Book Reviews, History, Reading

5 Cities that Ruled the World? post 1

Currently, I am reading Douglas Wilson’s book 5 Cities that Ruled the World: How Jerusalem, Athens, Rome, London and New York Shaped Global History. Eventually, I will have to do my formal review, but I did not see how I could possibly get everything I need to say about this book into one 200-word post.

Each of these posts will deal with the sections on each of these five cities and will address the topics of context, history and accuracy. Let me preface by saying that this book feels poorly researched. I do not mean that Wilson did not check his biblical references. I do mean that it appears to me that he did not consult much in the way of archaeological or historical information outside of the standard Bible college library (which, sadly, often does not contain any research more recent than the 1960’s).

The premise of the book is great – here are the five most influential cities of the Western world. The problem is that at least in the chapter on Jerusalem, the author continually makes sweeping assumptions, offers wild theories with no proof (or footnotes) and tends to adopt whatever interpretation of the Scriptures fits his theories.

Here is just one example:

In 63 BC,  these two descendants of the Hasmonean line asked Rome – in what must have seemed like a good idea at the time to arbitrate the dispute. When the Hasmoneans refused the results of the arbitration, the Roman general Pompey took advantage of the situation and easily took over…Pompey tried to rule through Hasmoneans at first, but that didn’t work too well. In 37 BC, Herod the Great came the throne.

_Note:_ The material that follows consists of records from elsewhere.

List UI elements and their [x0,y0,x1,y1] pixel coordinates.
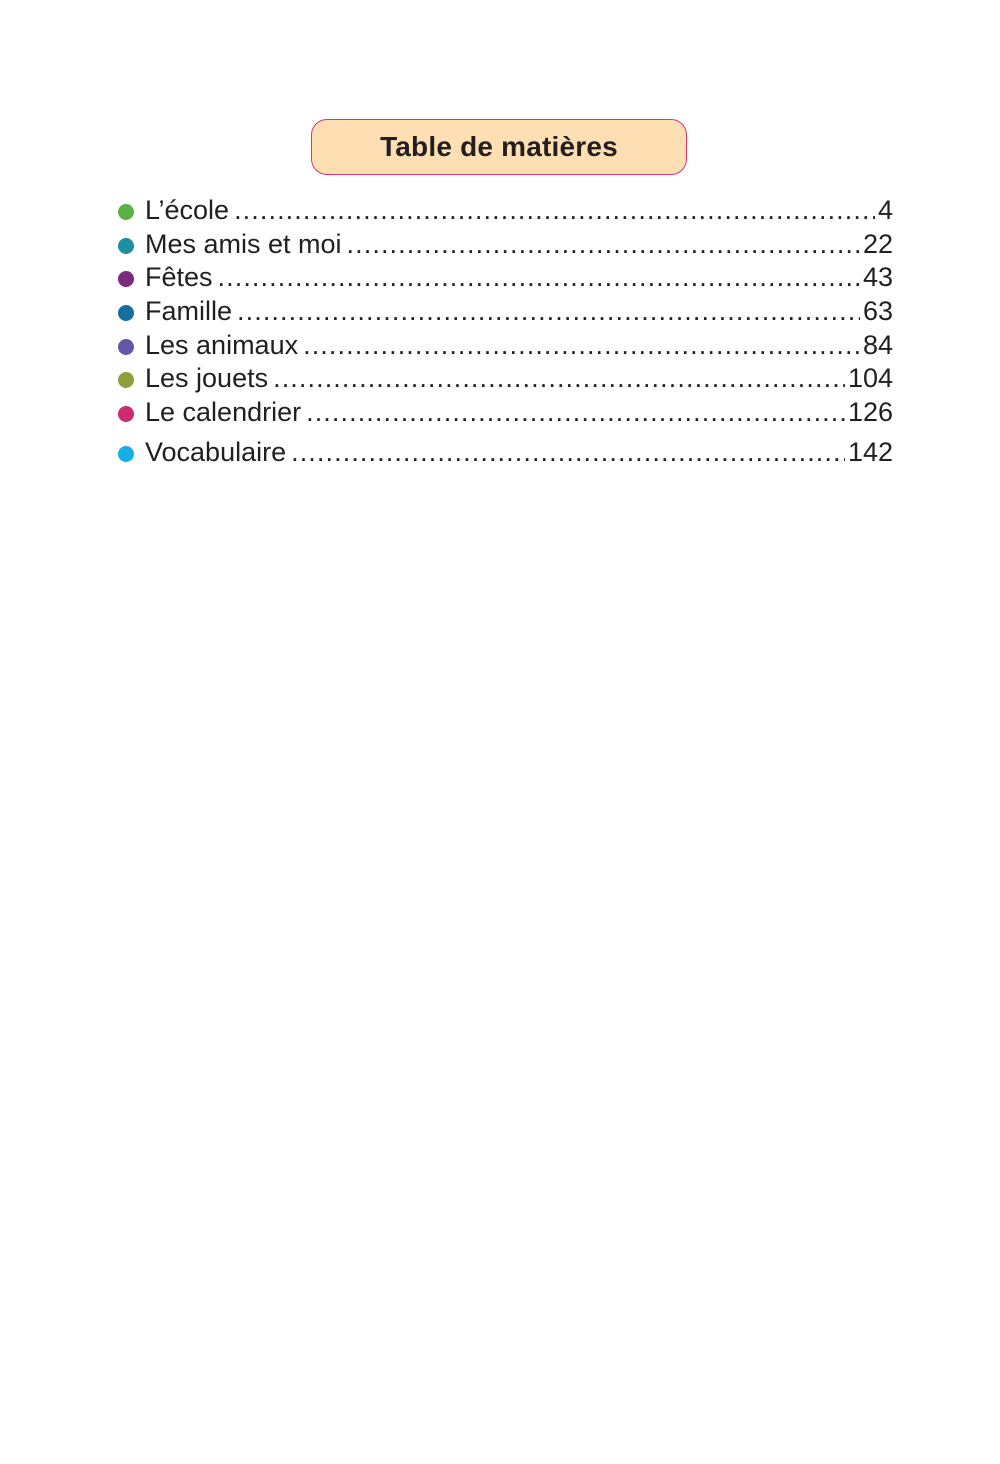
table-of-contents [118,194,893,470]
toc-entry-page: 63 [862,296,893,327]
dot-leader [273,362,845,396]
toc-entry-label: Fêtes [145,262,213,293]
bullet-dot-icon [118,238,134,254]
toc-entry[interactable] [118,436,893,470]
dot-leader [303,329,860,363]
toc-entry[interactable] [118,194,893,228]
toc-entry-label: Famille [145,296,233,327]
toc-entry[interactable] [118,261,893,295]
bullet-dot-icon [118,372,134,388]
dot-leader [218,261,860,295]
dot-leader [306,396,845,430]
toc-entry-page: 142 [847,436,893,467]
toc-entry-page: 43 [862,262,893,293]
dot-leader [234,194,875,228]
toc-entry-label: Vocabulaire [145,436,287,467]
toc-entry[interactable] [118,362,893,396]
toc-entry[interactable] [118,228,893,262]
toc-entry[interactable] [118,295,893,329]
dot-leader [291,436,845,470]
toc-entry-page: 104 [847,363,893,394]
bullet-dot-icon [118,446,134,462]
bullet-dot-icon [118,271,134,287]
dot-leader [347,228,860,262]
toc-entry-label: L’école [145,195,230,225]
dot-leader [237,295,860,329]
toc-entry-page: 22 [862,228,893,259]
bullet-dot-icon [118,204,134,220]
title-banner [311,119,687,175]
toc-entry[interactable] [118,329,893,363]
toc-entry-page: 126 [847,397,893,428]
toc-entry-label: Les jouets [145,363,269,394]
bullet-dot-icon [118,339,134,355]
toc-entry[interactable] [118,396,893,430]
bullet-dot-icon [118,305,134,321]
toc-entry-label: Les animaux [145,329,299,360]
toc-entry-page: 4 [877,195,893,225]
toc-entry-page: 84 [862,329,893,360]
toc-entry-label: Le calendrier [145,397,302,428]
toc-entry-label: Mes amis et moi [145,228,342,259]
page-title: Table de matières [380,131,618,162]
bullet-dot-icon [118,406,134,422]
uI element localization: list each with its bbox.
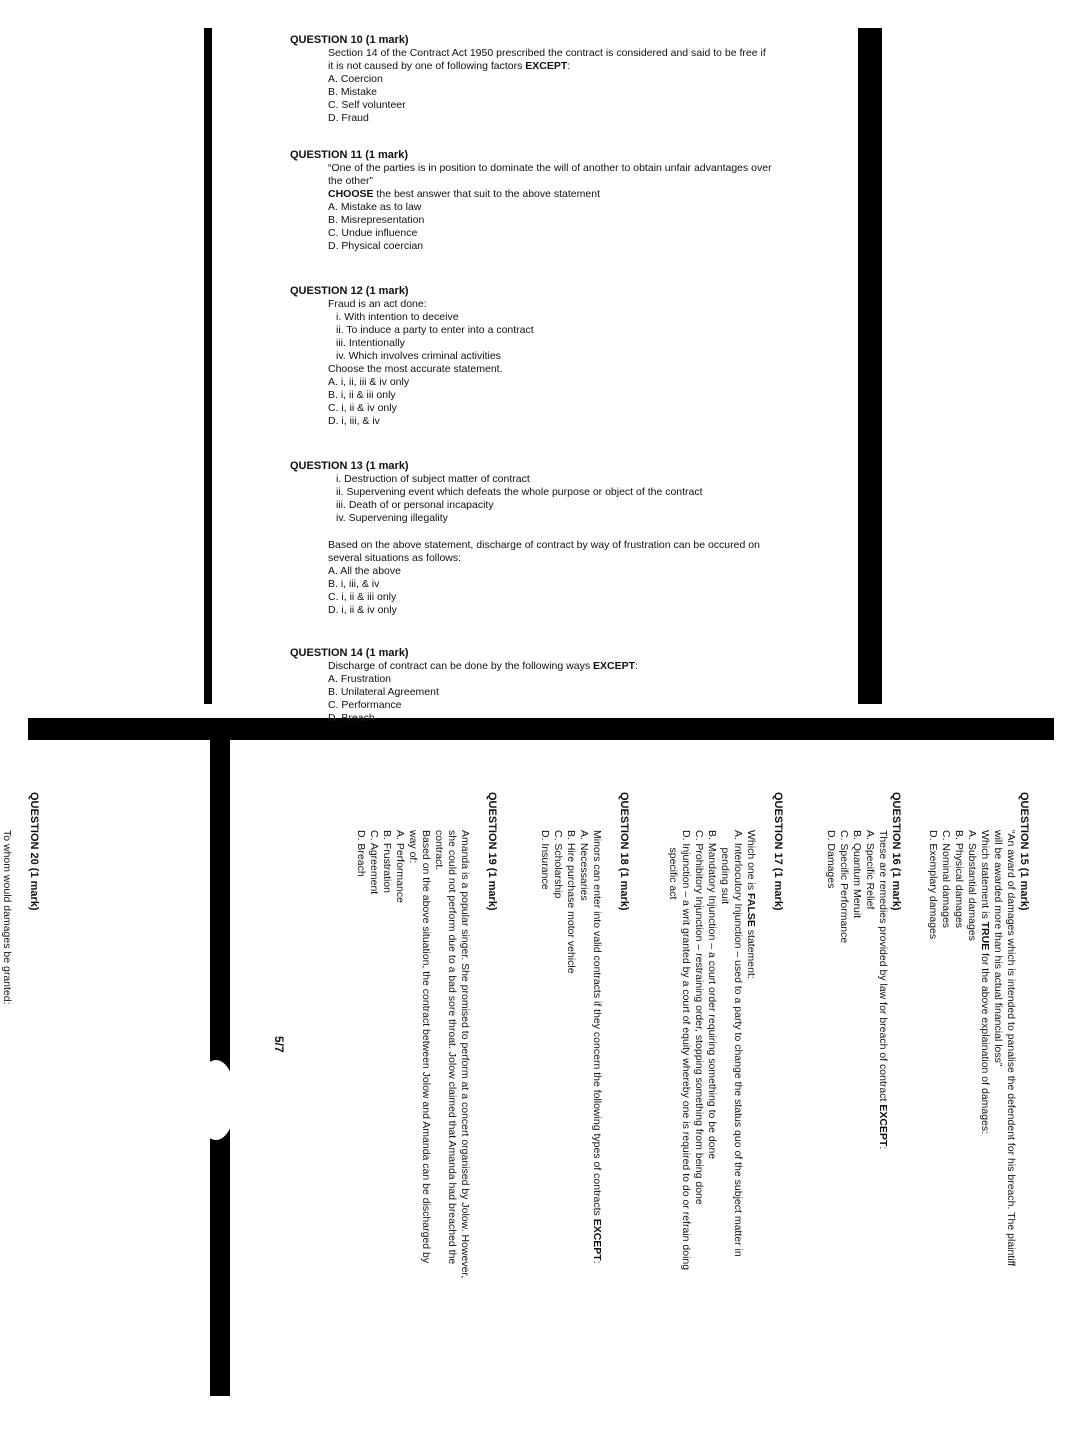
q10-option-d: D. Fraud [328, 112, 369, 124]
question-10-line-2 [328, 60, 850, 73]
question-20-title: QUESTION 20 (1 mark) [28, 792, 40, 911]
q16-option-d: D. Damages [825, 830, 837, 889]
question-11 [290, 149, 850, 253]
q13-text-2: several situations as follows: [328, 552, 462, 564]
q17-option-a: A. Interlocutory Injunction – used to a party to change the status quo of the subject matter in [732, 830, 744, 1257]
q18-text2: : [591, 1260, 603, 1264]
q19-option-b: B. Frustration [381, 830, 393, 894]
question-14-text [290, 660, 850, 673]
q14-text1: Discharge of contract can be done by the following ways [328, 660, 593, 672]
question-12-title: QUESTION 12 (1 mark) [290, 285, 409, 297]
q13-option-b: B. i, iii, & iv [328, 578, 380, 590]
q19-option-a: A. Performance [394, 830, 406, 903]
q18-text [590, 792, 603, 1432]
q15-text3a: Which statement is [979, 830, 991, 922]
question-15-title: QUESTION 15 (1 mark) [1018, 792, 1030, 911]
q14-option-c: C. Performance [328, 699, 402, 711]
q14-emph: EXCEPT [592, 660, 635, 672]
q12-option-c: C. i, ii & iv only [328, 402, 397, 414]
q13-option-c: C. i, ii & iii only [328, 591, 397, 603]
q15-option-b: B. Physical damages [953, 830, 965, 929]
q13-item-4: iv. Supervening illegality [336, 512, 448, 524]
q16-option-b: B. Quantum Meruit [851, 830, 863, 919]
bottom-exam-page [1, 792, 1030, 1432]
question-12-intro: Fraud is an act done: [328, 298, 427, 310]
question-13 [290, 460, 850, 617]
q18-option-a: A. Necessaries [578, 830, 590, 901]
q15-text-1: “An award of damages which is intended to panalise the defendent for his breach. The plaintiff [1005, 830, 1017, 1267]
q17-text1a: Which one is [745, 830, 757, 894]
q17-option-d-cont: specific act [667, 830, 679, 900]
q13-option-d: D. i, ii & iv only [328, 604, 397, 616]
question-11-text [290, 162, 850, 201]
q17-text [744, 792, 757, 1432]
q15-option-a: A. Substantial damages [966, 830, 978, 941]
q18-option-b: B. Hire purchase motor vehicle [565, 830, 577, 974]
question-11-line-1: “One of the parties is in position to dominate the will of another to obtain unfair advantages over [328, 162, 772, 174]
q13-option-a: A. All the above [328, 565, 401, 577]
q10-option-b: B. Mistake [328, 86, 378, 98]
q11-option-d: D. Physical coercian [328, 240, 424, 252]
q17-option-a-cont: pending suit [719, 830, 731, 905]
q18-option-c: C. Scholarship [552, 830, 564, 899]
q12-item-3: iii. Intentionally [336, 337, 405, 349]
q12-item-4: iv. Which involves criminal activities [336, 350, 501, 362]
q14-option-d: D. Breach [328, 712, 375, 724]
q15-text-2: will be awarded more than his actual financial loss” [992, 830, 1004, 1067]
q18-option-d: D. Insurance [539, 830, 551, 890]
q17-emph: FALSE [745, 893, 757, 927]
question-20 [0, 792, 40, 1432]
question-10-text [290, 47, 850, 73]
q10-option-c: C. Self volunteer [328, 99, 406, 111]
q19-option-c: C. Agreement [368, 830, 380, 895]
q12-item-2: ii. To induce a party to enter into a contract [336, 324, 534, 336]
q10-emph: EXCEPT [525, 60, 568, 72]
q14-text2: : [635, 660, 638, 672]
q11-option-b: B. Misrepresentation [328, 214, 425, 226]
q16-emph: EXCEPT [877, 1104, 889, 1147]
q16-option-c: C. Specific Performance [838, 830, 850, 944]
q11-choose-emph: CHOOSE [328, 188, 374, 200]
q20-prompt: To whom would damages be granted: [1, 830, 13, 1005]
q10-text2: it is not caused by one of following factors [328, 60, 526, 72]
question-13-title: QUESTION 13 (1 mark) [290, 460, 409, 472]
q15-option-d: D. Exemplary damages [927, 830, 939, 940]
q15-option-c: C. Nominal damages [940, 830, 952, 929]
q15-text3b: for the above explaination of damages: [979, 950, 991, 1135]
q12-option-b: B. i, ii & iii only [328, 389, 396, 401]
question-17-title: QUESTION 17 (1 mark) [772, 792, 784, 911]
q16-option-a: A. Specific Relief [864, 830, 876, 910]
question-16-title: QUESTION 16 (1 mark) [890, 792, 902, 911]
q11-choose-rest: the best answer that suit to the above statement [373, 188, 600, 200]
q15-text-3 [978, 792, 991, 1432]
q13-item-1: i. Destruction of subject matter of contract [336, 473, 530, 485]
question-19-title: QUESTION 19 (1 mark) [486, 792, 498, 911]
q12-item-1: i. With intention to deceive [336, 311, 459, 323]
question-14 [290, 647, 850, 725]
q18-emph: EXCEPT [591, 1218, 603, 1261]
page-number: 5/7 [272, 1036, 286, 1053]
q19-line-4: Based on the above situation, the contract between Jolow and Amanda can be discharged by [420, 830, 432, 1264]
q19-line-2: she could not perform due to a bad sore throat. Jolow claimed that Amanda had breached the [446, 830, 458, 1265]
q11-option-c: C. Undue influence [328, 227, 418, 239]
q13-item-3: iii. Death of or personal incapacity [336, 499, 494, 511]
question-11-title: QUESTION 11 (1 mark) [290, 149, 408, 161]
q19-line-3: contract. [433, 830, 445, 871]
q13-item-2: ii. Supervening event which defeats the whole purpose or object of the contract [336, 486, 703, 498]
q15-emph: TRUE [979, 921, 991, 951]
question-12 [290, 285, 850, 428]
question-18 [538, 792, 630, 1432]
q11-option-a: A. Mistake as to law [328, 201, 422, 213]
q14-option-b: B. Unilateral Agreement [328, 686, 439, 698]
q13-text-1: Based on the above statement, discharge of contract by way of frustration can be occured on [328, 539, 760, 551]
q17-text1b: statement: [745, 926, 757, 979]
question-17 [666, 792, 784, 1432]
q19-option-d: D. Breach [355, 830, 367, 877]
q17-option-b: B. Mandatory Injunction – a court order requiring something to be done [706, 830, 718, 1160]
q12-option-a: A. i, ii, iii & iv only [328, 376, 410, 388]
question-11-choose [328, 188, 850, 201]
right-scan-border-top [858, 28, 882, 704]
question-10 [290, 34, 850, 125]
question-19 [354, 792, 498, 1432]
left-scan-border-top [204, 28, 212, 704]
q17-option-d: D. Injunction – a writ granted by a court of equity whereby one is required to do or refrain doing [680, 830, 692, 1271]
q18-text1: Minors can enter into valid contracts if they concern the following types of contracts [591, 830, 603, 1219]
q14-option-a: A. Frustration [328, 673, 392, 685]
q16-text [876, 792, 889, 1432]
q10-option-a: A. Coercion [328, 73, 383, 85]
q16-text2: : [877, 1146, 889, 1150]
q12-option-d: D. i, iii, & iv [328, 415, 380, 427]
question-11-line-2: the other” [328, 175, 373, 187]
q10-text3: : [567, 60, 571, 72]
question-15 [926, 792, 1030, 1432]
q17-option-c: C. Prohibitory Injunction – restraining order, stopping something from being done [693, 830, 705, 1205]
q12-prompt: Choose the most accurate statement. [328, 363, 503, 375]
question-14-title: QUESTION 14 (1 mark) [290, 647, 409, 659]
question-18-title: QUESTION 18 (1 mark) [618, 792, 630, 911]
question-16 [824, 792, 902, 1432]
question-10-line-1: Section 14 of the Contract Act 1950 prescribed the contract is considered and said to be free if [328, 47, 766, 59]
top-exam-page [290, 34, 850, 725]
q19-line-1: Amanda is a popular singer. She promised to perform at a concert organised by Jolow. However, [459, 830, 471, 1279]
q19-line-5: way of: [407, 830, 419, 864]
question-10-title: QUESTION 10 (1 mark) [290, 34, 409, 46]
q16-text1: These are remedies provided by law for breach of contract [877, 830, 889, 1105]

First of all, would it have killed him to mention the ‘two descendants’ by name? Their names were Aristobulus and Hyrcanus by the way.

Second, the Hasmoneans did not refuse the arbitration. Pompey refused to give them an answer, and Aristobulus saw that as a sign that he was going to side with Hyrcanus. He entrenched himself in a fortress, but then chickened out and came running to the Roman summons, willingly handing over Jerusalem. The Jews at Jerusalem, however, refused to allow Pompey in, so he took the city by siege.

Third, Pompey placed Judea under the proconsul of Syria, who divided it into five regions. The Hasmoneans did not have a throne to rule from.

Fourth, Pompey died in 48 BC. He had nothing to do with Herod coming to the throne. Herod bought the throne, was deposed by the Scythians (in favor of Arisobulus’ son Antigonus), and then received the title “King of the Jews” by senatorial proclamation. His advocate in the Senate was none other than Marc Antony.

Needless to say, the chapter is full of these simplifications which play well in the narrative I know Wilson is building but bear only a passing resemblance to the historical record. As another example, his decision to simply consider Darius, Ahaseurus and Artaxerxes as one person would meet with considerable criticism among people who specialize in Persian history. I have studied this time period and the Bible for well over a decade now and consider myself fairly well read in the subject and I have never read such a thing.

And don’t get me started on his narrative about the House of David and the subsequent divided kingdom!

As you can probably tell, I am not particularly pleased with this book thus far. It is the kind of history book I loathe – one with a definite agenda and poor research. The combination of these two things drives me nuts because if writers would just do their diligence, they would see the absurdity of their simplifications.